As he observed in his introduction, most of the evening's music was as I described it before. Most of the shows that have played there before have come from the same musical backgrounds, although I'm certainly not complaining--the Madison House backyard isn't really set up, aesthetically or otherwise, for GWAR cover bands (and if there are any out there that I "should" see, I won't believe you). He trundled out a keyboard, and I wondered how deep his love of Yes went, if we would maybe see an imagined finish to Rick Wakeman's ambitions to render King Arthur and the Knights of the Round Table on ice skates (I never get tired of remembering that it actually happened). Ryan played alternately on the guitar and the keyboard, experiencing technical problems on the latter that only added to the experience (there were also planned dissonances, from what I could tell).

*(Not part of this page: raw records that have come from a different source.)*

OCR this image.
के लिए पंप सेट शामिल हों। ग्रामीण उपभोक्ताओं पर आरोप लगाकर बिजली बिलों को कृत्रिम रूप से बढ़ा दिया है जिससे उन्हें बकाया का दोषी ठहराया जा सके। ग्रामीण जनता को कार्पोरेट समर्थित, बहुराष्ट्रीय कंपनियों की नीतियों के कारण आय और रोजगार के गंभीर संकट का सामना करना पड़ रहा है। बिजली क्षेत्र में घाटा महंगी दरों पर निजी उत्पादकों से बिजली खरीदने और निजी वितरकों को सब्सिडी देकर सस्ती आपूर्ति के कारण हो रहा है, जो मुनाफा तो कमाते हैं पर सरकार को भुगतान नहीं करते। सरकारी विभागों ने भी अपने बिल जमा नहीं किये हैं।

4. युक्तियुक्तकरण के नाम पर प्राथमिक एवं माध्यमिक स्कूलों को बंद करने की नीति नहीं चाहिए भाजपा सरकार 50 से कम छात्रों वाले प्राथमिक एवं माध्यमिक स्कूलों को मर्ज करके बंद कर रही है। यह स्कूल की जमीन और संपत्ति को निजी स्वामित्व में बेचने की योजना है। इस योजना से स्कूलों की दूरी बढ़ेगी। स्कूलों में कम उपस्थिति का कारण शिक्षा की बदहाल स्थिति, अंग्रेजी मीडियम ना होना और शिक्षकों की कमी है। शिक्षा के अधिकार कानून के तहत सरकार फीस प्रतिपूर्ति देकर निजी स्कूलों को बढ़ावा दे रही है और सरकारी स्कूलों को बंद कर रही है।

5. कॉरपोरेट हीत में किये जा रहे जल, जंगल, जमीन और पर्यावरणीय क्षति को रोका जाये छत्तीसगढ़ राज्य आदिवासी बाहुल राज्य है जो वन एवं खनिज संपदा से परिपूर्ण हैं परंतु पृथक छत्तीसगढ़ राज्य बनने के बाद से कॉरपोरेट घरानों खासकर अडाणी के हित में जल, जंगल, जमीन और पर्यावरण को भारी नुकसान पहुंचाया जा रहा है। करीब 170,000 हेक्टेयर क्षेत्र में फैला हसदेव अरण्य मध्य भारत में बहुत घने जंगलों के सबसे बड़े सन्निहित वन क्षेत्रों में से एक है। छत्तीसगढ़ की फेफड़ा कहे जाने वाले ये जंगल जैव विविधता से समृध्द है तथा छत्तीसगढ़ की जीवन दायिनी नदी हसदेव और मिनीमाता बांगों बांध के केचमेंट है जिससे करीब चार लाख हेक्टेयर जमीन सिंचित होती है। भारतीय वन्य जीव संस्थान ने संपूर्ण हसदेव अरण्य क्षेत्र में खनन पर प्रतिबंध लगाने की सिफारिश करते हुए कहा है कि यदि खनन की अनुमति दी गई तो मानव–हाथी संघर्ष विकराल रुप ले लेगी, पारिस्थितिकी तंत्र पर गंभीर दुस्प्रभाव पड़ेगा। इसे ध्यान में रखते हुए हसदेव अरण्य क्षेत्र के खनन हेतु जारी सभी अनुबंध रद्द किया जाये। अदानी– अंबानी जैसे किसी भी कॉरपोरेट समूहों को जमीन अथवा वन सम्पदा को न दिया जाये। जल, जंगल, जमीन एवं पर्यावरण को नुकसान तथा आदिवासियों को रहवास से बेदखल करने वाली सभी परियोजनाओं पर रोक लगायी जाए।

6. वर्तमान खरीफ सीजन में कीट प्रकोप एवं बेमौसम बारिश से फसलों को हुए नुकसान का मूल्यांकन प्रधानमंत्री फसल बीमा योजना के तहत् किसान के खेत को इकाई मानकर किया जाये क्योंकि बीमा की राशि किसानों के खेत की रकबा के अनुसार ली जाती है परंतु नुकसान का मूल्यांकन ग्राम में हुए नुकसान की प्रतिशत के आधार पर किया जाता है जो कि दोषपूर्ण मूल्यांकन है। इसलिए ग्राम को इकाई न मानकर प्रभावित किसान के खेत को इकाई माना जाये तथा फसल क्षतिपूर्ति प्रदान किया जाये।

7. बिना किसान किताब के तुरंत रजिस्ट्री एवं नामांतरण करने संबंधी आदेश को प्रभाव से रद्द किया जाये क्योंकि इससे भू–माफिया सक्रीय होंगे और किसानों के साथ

His playing was a mixture of the virtuosic and the deliberately erratic--he had a good deal of atonal fun on that keyboard (and I had fun listening; it was almost as fascinating to watch). As promised, it was a considerable divergence from anything I'd ever seen at the Madison, with songs that really appealed to me--songs about zombies, tree farms, and Rowdy Roddy Piper movies (I tried to make a joke about Hell Comes To Frogtown (1988) which I hope he didn't take the wrong way). One made some very clever references to 1984, casting Winston and Julia, of all people, as protagonists of a romantic ballad. Doomed lovers, to be sure, but I certainly wouldn't have thought about putting them in a love song if I wrote music. The title of one of his songs was "What Does God Want With A Starship?", which made me wish I'd been drinking milk so I could have made it come out of my nose. Not only does the guy have the finesse to use a Star Trek quote as a song title, but he uses one from FIVE (1989)!!! Classic, and an experience I don't think I'll ever forget.
I don't think I'll have any fun this evening, but I wasn't planning on it anyway.
*And now, after perusing the photos from the Madison, I realize I seem to have mixed up Chris Bathgate and Matt Jones. Maybe I really should flog myself with nettles.